His departure comes as China's auto market, the world's third largest, has been slipping into a price war, decelerating sales and swelling unsold vehicle inventories.

Sales began decelerating in mid-2004 after Beijing imposed credit curbs to slow its racing economy, and have not recovered since. Vehicle sales fell 13 percent in February.

That has added to the overall woes at GM, which has been losing money in Europe for years and warned earlier this month that its 2005 earnings will be as much as 80 percent below a previous forecast, due to slumping North American auto sales.

In its key U.S. market, GM's once dominant position has dropped to a less than 25 percent share on a steady loss to foreign automakers.

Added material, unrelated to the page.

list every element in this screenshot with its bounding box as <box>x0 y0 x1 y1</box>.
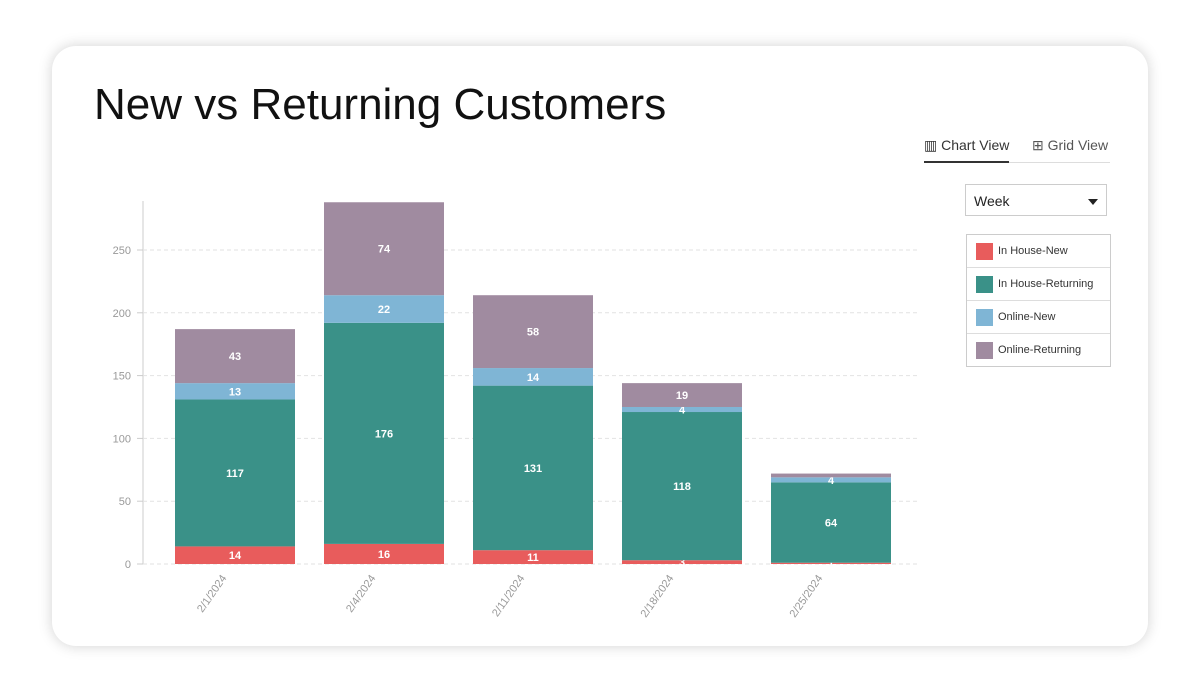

GM's warning spurred Standard & Poor's to caution it could downgrade the Detroit giant's debt to "junk" status at any time, and sent its shares down to a 12-1/2-year low.

'NO SAVIOR'

GM's portion of its joint venture profits in China totaled $417 million last year, up from $414 million in 2003. In January it forecast net income from its Asia Pacific operations, where China accounts for the bulk of profits, of just $600 million this year, down from $729 million in 2004.

Some analysts now see that forecast as overly optimistic, however.

GM's net earnings from China in the fourth quarter plunged 68 percent to just $33 million -- accounting for some 5 percent of total net earnings of $630 million, down dramatically from about a fifth in the third quarter.

Profit margins on vehicles sold in China have plunged to about 3 percent or 4 percent, from a booming high of as much 25 percent just three years ago, according to Maxton. that has hurt GM and everyone else in the increasingly competitive marketplace.

"They put a great deal of hope into China," Maxton said of GM. "But if that was to be their savior, to make up for what's happening in the U.S. and Europe, it ain't going to do that."